Now you know how serious I am about not losing data. If you’re going to try to roll your own Fusion drive, you should be equally or better prepared. You have been warned.
The Gory Details
Patrick outlines exactly how to create your own Fusion volume using the Core Storage utilities from the command line here. It’s extremely easy. Coming from an extensive background in LVM, I was personally a little suspicious of the entire process – it was just too easy. It boiled down to two commands:
diskutil cs create Fusion disk1 disk2 diskutil coreStorage createVolume [GUID] jhfs+ Fusion 100%
I named my device and volume “Fusion”. Just for kicks. And giggles.
One of the questions I had to answer was this: Is Core Storage supplied in the vanilla Mac OS X Mountain Lion (10.8) installer or in one of the later updates? If I wanted to use this as my System drive, I would either have to use another Mac (in Target Disk mode or by physically exchanging drives) or run these commands from the OS Installer. Fortunately, the OS ships with Core Storage – and it works beautifully from the Terminal supplied in the Installer environment. Here’s the step-by-step:
- Boot from the installer. I used a USB drive with the Mountain Lion (10.8) installer imaged to it. You can either purchase a restore USB drive from Apple or roll your own.
- Once the installer is up and running, you’ll need to drop into the Terminal. You can launch it from the Utilities menu. Hopefully, you’re familiar with this environment. If not, you should probably quit now.
- Create a new Core Storage device:
diskutil cs create Fusion disk1 disk2Keep in mind that I’ve named the volume “Fusion” and I’m using disk1 and disk2. You’ll need to double-check that those disk IDs are correct for your device. The could easily be different.
- Create a new volume on your Core Storage device:
diskutil cs list diskutil coreStorage createVolume [GUID] jhfs+ Fusion 100%
You need to issue the “cs list” command to get the GUID of your newly created Fusion volume. You will then, of course, need to replace “[GUID]” with that identifier. Also, I’ve elected to call the volume “Fusion” as well- you can choose any name you would like. Finally, I’m using 100% of the volume. You can choose any value here – percent or GB. “-help” is your friend.
That’s the entire process for creating your Core Storage Fusion drive. Quit Terminal, drop back in to Disk Utility, and verify that you now have something like this:
Go ahead and partition it as you normally would and proceed with the installation.

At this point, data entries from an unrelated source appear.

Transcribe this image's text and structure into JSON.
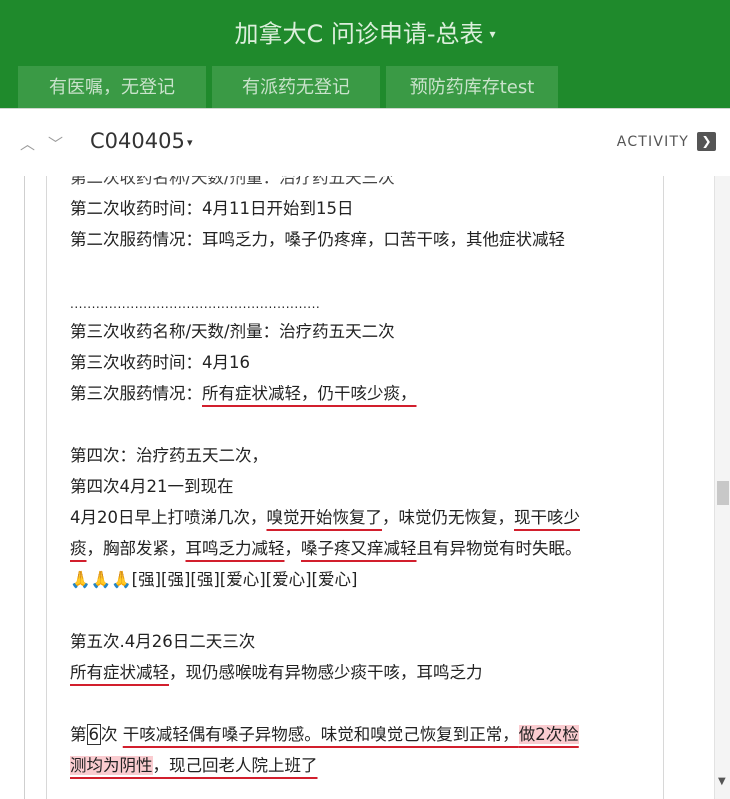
{
  "header": {
    "title": "加拿大C 问诊申请-总表",
    "title_caret": "▾",
    "tabs": [
      "有医嘱，无登记",
      "有派药无登记",
      "预防药库存test"
    ]
  },
  "toolbar": {
    "up_arrow": "︿",
    "down_arrow": "﹀",
    "card_code": "C040405",
    "card_caret": "▾",
    "activity_label": "ACTIVITY",
    "activity_icon": "❯"
  },
  "content": {
    "line_cut": "第二次收药名称/天数/剂量：治疗药五天三次",
    "line1": "第二次收药时间：4月11日开始到15日",
    "line2": "第二次服药情况：耳鸣乏力，嗓子仍疼痒，口苦干咳，其他症状减轻",
    "dots": "..........................................................",
    "line3": "第三次收药名称/天数/剂量：治疗药五天二次",
    "line4": "第三次收药时间：4月16",
    "line5_a": "第三次服药情况：",
    "line5_b": "所有症状减轻，仍干咳少痰，",
    "line6": "第四次：治疗药五天二次，",
    "line7": "第四次4月21一到现在",
    "line8_a": "4月20日早上打喷涕几次，",
    "line8_b": "嗅觉开始恢复了",
    "line8_c": "，味觉仍无恢复，",
    "line8_d": "现干咳少",
    "line9_a": "痰",
    "line9_b": "，胸部发紧，",
    "line9_c": "耳鸣乏力减轻",
    "line9_d": "，",
    "line9_e": "嗓子疼又痒减轻",
    "line9_f": "且有异物觉有时失眠。",
    "line10_emoji": "🙏🙏🙏",
    "line10_text": "[强][强][强][爱心][爱心][爱心]",
    "line11": "第五次.4月26日二天三次",
    "line12_a": "所有症状减轻",
    "line12_b": "，现仍感喉咙有异物感少痰干咳，耳鸣乏力",
    "line13_a": "第",
    "line13_box": "6",
    "line13_b": "次",
    "line13_c": "干咳减轻偶有嗓子异物感。味觉和嗅觉己恢复到正常，",
    "line13_d": "做2次检",
    "line14_a": "测均为阴性",
    "line14_b": "，现己回老人院上班了"
  },
  "colors": {
    "header_green": "#1f8a2c",
    "tab_green": "#3a9a45",
    "underline_red": "#d21f2d",
    "highlight_pink": "rgba(240,110,120,0.35)"
  }
}
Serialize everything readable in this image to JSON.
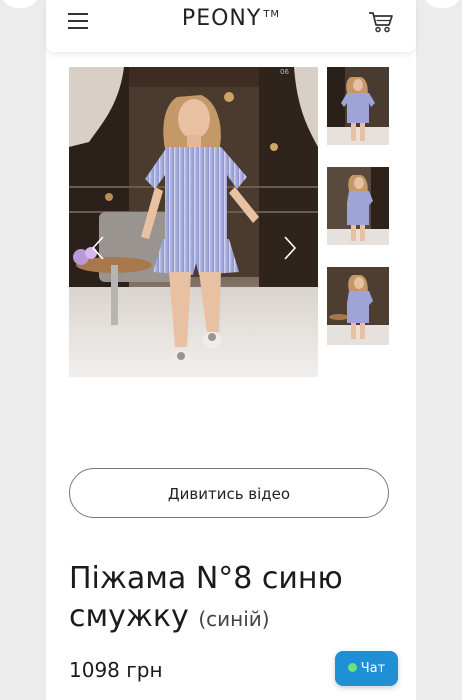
{
  "header": {
    "logo": "PEONY",
    "trademark": "TM"
  },
  "gallery": {
    "counter": "06"
  },
  "actions": {
    "video_label": "Дивитись відео"
  },
  "product": {
    "title": "Піжама N°8 синю смужку",
    "color": "(синій)",
    "price": "1098 грн"
  },
  "chat": {
    "label": "Чат"
  },
  "colors": {
    "accent": "#1f8fd6",
    "online": "#6ee27a"
  }
}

Everything should follow the standard workflow from here on out.
Verifying Fusion Functionality
For extra credit, you can follow Patrick Stein’s post to verify that you are genuinely enjoying the benefits of Fusion’s tiering capabilities. He’s done an excellent job of writing this up; I’ll simply refer you to his blog.
As you work with your new Fusion drive, there are a couple of things to keep in mind: data management (moving data from the SSD to the HDD and back again for the noted performance gains) is handled in the background when your computer is idle. It’s a learning system- as you use certain applications and data, it will continually update the data set to optimize speed for more frequently used data. If you have an older MacBook (like mine), it will not have the Power Nap capabilities. While I can’t be absolutely certain, I suspect that much of the optimization work would be done during the Power Nap state. In any case, you’ll want to provide some idle time to your computer to allow for Core Storage to do its magic.